Et pourtant, les défis sont les mêmes : héritage colonial, diversification de la population - d'autant plus évidente que ces peuples sont longtemps restés entre eux par leur géographie, affaiblissement des valeurs collectives, difficultés économiques, remise en cause des systèmes sociaux, montée des populismes...

Millenium, dans le genre du roman policier, expose une certaine face cachée de la Suède, qui fait d'autant plus scandale qu'elle contredit l'image même que les Suédois ont forgé de leur propre société. Borgen, dans le genre de la Chronique politique du Danemark, fascine par sa peinture des mœurs politiques à la scandinave, qui, à partir des mêmes gageures, trouvent des solutions pour les surmonter bien différentes, et combien plus séduisantes. A cet égard, les monarchies scandinaves sont bien plus républicaines que notre république monarchique.

Même s'il ne faut pas être trop dupe : la France n'est ni le Danemark ni la Suède, et on ne cultivera aucune nostalgie des gouvernements de marchands de tapis des 3° et 4° Républiques, dont certains ne passaient pas la journée. 



Mais, dans les deux genres, les questions fondamentales sont illustrées, exposées, détaillées : qu'est-ce qui autorise un être humain à exercer son pouvoir sur les autres ? A quelles conditions ? Cet exercice peut-il être vertueux ? Quelle est la frontière entre la personnalité privée et le personnage public ? Comment l'information de la population doit elle s'organiser ? Qu'est ce qui peut maintenir le vouloir vivre ensemble dans un ensemble humain ? A contraire, qu'est ce qui peut le menacer, y inclus dans le comportement des dirigeants ?

29 heures pour les 3 saisons existantes de Borgen, quelques 2 400 pages passionnantes pour la trilogie Millenium, sont une bonne mesure pour les explorer, et énoncer quelques réponses. Vive Luther.

dimanche 10 novembre 2013

Insaisissables rythmes


Bon, on s'était jusqu'ici retenu. Mais c'est à ne plus résister. Le monde de l'éducation se paye un beau psychodrame national, un de plus, dont la France a le secret. Et l'on aura réussi à stigmatiser une évolution qui relève, à l'examen, du simple bon sens : les journées scolaires sont trop longues et il faut les raccourcir.

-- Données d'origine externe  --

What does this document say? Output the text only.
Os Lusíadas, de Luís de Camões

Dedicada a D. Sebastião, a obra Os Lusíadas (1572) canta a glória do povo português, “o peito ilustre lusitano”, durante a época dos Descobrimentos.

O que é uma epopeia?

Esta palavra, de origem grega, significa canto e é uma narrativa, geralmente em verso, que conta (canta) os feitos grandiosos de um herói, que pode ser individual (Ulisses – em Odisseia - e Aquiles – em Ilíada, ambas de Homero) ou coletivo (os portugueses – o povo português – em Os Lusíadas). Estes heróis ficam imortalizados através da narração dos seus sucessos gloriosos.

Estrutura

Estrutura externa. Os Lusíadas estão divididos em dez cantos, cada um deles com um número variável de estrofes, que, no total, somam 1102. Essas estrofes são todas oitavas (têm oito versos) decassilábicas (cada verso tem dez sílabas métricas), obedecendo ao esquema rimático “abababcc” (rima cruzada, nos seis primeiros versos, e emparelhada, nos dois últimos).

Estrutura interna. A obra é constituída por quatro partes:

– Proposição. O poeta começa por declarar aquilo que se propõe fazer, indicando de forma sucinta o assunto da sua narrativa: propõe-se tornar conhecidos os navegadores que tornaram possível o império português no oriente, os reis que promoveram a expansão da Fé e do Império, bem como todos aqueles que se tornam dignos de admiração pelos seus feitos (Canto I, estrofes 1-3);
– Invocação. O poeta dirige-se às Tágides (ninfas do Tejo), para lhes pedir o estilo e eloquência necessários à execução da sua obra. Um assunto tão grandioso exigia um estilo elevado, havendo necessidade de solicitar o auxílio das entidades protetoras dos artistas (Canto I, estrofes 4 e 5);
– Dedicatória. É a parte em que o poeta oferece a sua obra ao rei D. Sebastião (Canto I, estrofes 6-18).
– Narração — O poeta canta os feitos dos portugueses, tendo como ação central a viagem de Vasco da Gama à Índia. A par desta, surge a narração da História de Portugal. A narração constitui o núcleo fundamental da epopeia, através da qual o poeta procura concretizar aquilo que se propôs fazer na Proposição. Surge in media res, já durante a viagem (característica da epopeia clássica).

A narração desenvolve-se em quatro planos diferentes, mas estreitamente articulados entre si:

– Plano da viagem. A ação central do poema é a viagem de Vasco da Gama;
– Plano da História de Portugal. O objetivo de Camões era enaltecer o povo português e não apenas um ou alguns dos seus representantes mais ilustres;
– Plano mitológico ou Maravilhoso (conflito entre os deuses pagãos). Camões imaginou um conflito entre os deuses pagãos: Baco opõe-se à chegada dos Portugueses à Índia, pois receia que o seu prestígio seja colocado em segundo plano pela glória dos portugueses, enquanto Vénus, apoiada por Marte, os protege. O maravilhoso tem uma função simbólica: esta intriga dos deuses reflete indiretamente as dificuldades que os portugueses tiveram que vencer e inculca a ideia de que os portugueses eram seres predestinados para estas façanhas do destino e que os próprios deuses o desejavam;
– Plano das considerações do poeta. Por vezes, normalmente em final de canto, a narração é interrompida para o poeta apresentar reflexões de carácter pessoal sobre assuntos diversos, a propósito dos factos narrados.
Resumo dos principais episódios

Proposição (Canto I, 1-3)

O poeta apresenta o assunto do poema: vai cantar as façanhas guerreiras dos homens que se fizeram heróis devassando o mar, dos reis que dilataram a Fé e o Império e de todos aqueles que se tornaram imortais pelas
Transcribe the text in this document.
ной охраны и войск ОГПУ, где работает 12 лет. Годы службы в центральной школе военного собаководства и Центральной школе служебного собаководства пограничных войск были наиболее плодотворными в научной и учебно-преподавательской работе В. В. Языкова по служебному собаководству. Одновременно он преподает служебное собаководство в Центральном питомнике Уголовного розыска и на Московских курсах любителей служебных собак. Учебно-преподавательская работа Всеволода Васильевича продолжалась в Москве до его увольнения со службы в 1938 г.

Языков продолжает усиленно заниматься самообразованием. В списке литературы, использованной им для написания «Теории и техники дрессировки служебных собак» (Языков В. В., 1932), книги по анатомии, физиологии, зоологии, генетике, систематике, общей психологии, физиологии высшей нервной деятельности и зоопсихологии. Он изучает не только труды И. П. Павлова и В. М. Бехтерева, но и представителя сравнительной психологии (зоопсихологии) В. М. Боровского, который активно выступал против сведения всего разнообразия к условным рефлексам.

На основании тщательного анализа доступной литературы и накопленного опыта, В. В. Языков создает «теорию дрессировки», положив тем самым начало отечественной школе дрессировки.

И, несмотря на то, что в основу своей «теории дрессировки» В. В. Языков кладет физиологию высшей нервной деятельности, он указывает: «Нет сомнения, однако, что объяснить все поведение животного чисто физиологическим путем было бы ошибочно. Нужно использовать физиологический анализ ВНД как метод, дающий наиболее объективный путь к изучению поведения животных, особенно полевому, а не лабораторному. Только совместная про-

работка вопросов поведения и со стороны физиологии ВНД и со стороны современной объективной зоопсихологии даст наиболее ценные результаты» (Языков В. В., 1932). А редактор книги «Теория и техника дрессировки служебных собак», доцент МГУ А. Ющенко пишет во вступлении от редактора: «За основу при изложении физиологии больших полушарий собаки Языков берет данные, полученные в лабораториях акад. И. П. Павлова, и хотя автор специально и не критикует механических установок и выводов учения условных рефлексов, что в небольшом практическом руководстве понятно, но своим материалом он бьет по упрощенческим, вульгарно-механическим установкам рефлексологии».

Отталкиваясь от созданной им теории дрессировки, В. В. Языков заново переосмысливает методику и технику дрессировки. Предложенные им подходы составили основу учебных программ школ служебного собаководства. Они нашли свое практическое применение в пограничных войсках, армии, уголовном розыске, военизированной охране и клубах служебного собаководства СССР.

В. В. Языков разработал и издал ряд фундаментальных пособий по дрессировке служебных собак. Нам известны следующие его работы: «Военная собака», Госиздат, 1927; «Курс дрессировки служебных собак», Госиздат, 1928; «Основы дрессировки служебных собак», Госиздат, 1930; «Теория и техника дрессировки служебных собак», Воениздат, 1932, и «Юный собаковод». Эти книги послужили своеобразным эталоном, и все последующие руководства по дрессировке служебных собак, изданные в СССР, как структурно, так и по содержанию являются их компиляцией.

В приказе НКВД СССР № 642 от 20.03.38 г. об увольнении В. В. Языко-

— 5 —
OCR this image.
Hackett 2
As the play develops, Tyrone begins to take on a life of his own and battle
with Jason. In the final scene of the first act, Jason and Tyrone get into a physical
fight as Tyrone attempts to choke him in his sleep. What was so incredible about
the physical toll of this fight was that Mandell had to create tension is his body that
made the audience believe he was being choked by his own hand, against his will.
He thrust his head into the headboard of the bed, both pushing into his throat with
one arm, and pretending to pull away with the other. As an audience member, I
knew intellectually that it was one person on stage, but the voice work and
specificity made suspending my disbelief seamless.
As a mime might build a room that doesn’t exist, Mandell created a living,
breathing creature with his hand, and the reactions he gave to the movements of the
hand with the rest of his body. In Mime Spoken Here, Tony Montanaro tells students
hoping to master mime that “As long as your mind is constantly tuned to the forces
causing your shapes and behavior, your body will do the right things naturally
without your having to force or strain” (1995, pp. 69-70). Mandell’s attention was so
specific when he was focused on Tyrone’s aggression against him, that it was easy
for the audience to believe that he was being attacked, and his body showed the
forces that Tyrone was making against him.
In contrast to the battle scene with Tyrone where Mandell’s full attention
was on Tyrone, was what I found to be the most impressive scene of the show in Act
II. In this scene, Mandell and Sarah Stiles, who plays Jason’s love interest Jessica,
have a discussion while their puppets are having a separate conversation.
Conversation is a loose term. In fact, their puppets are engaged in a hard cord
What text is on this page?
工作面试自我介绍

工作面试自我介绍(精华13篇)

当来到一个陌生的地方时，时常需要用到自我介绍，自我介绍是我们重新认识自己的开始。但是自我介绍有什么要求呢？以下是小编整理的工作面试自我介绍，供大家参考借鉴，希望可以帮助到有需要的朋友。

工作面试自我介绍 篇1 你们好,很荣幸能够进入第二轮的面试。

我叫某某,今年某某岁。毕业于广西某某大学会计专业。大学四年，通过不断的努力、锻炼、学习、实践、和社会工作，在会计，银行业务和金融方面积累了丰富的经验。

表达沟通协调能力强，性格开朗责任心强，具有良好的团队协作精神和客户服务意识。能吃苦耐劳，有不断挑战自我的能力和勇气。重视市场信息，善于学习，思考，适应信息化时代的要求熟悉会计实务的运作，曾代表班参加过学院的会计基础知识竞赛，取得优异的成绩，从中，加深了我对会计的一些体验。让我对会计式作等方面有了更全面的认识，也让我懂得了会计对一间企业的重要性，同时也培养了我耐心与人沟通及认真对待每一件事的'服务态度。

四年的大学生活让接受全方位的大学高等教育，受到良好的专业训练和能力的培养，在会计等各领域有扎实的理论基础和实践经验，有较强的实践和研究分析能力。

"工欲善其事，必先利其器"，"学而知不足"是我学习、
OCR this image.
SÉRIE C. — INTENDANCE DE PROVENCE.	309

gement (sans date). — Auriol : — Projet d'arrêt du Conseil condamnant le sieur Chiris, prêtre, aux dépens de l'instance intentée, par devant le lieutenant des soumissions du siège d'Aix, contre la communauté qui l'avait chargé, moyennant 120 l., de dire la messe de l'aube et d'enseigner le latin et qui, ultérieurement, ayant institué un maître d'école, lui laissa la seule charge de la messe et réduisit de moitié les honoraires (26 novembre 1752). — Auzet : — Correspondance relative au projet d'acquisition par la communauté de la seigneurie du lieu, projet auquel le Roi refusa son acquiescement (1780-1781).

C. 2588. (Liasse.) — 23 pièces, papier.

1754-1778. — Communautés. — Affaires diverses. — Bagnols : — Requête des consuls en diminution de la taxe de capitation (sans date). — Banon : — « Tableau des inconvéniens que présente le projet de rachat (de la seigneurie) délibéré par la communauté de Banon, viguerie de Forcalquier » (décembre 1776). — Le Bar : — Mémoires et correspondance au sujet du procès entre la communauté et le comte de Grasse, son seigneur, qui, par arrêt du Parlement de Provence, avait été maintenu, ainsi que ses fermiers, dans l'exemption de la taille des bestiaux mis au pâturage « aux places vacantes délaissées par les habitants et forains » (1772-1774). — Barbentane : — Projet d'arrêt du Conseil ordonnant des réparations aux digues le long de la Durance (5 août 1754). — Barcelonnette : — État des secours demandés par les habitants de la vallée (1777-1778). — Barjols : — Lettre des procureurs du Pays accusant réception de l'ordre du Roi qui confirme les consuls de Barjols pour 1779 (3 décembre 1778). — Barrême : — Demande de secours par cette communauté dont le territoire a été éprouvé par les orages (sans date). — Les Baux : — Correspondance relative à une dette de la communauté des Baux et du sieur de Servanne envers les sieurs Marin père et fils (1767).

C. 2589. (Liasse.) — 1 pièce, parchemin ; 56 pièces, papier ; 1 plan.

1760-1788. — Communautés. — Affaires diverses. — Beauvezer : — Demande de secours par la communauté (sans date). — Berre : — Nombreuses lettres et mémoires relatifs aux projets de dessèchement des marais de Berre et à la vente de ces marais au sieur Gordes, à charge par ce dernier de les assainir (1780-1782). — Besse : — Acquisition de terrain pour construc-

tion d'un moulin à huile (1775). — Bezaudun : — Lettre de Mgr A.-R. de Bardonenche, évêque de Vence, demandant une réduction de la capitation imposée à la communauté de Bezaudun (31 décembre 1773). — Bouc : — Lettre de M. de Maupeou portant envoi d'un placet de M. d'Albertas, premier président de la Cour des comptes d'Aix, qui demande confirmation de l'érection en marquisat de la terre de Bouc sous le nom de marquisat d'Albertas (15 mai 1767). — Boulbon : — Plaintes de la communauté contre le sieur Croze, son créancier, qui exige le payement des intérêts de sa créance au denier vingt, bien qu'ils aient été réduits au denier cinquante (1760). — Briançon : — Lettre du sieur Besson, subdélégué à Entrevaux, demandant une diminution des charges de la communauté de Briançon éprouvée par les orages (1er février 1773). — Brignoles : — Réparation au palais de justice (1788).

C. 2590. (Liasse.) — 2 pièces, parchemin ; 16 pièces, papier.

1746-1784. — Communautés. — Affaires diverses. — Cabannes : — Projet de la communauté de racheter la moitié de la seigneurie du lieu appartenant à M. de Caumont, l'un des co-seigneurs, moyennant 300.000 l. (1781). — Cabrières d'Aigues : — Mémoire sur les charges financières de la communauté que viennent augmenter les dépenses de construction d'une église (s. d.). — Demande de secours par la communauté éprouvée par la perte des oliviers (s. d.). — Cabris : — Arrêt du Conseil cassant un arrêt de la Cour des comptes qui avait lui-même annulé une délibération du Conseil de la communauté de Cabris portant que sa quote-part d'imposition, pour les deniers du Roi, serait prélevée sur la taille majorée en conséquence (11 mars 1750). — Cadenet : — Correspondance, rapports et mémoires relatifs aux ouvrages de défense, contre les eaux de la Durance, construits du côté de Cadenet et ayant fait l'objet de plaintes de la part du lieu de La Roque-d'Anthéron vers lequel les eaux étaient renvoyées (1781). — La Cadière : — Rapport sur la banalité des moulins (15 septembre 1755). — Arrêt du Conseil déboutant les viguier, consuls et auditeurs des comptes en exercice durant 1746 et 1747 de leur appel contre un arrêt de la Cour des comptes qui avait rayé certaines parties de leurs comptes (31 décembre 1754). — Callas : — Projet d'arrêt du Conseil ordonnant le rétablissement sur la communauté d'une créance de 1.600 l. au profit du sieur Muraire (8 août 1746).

A partir de là, plus rien ne va. C'est trop évident, pas assez idéologique, pas assez conflictuel. Alors rajoutons-en, des arguments bidons, des exagérations de toute sorte. Instrumentalisons, instrumentalisons : il en restera toujours quelque chose.



Mais à qui la faute ?

D'abord à ceux qui, chargés de conduire la réforme, ne l'ont apparemment ni comprise, ni lue, ou plutôt défendent une réforme qui n'est pas celle qu'il s'agit d'appliquer. Ministre en tête, qui affirme sans vergogne que les fameuses activités péri-scolaires seront offertes à tous les enfants et gratuitement. Mais où a-t-il péché ça, puisque les maigres dotations non pérennes inscrites dans les textes actuels sont sans rapport avec les sommes qui permettraient de compenser pour de vrai la création de ces nouvelles charges pour les communes, les rendant du coup obligatoires ?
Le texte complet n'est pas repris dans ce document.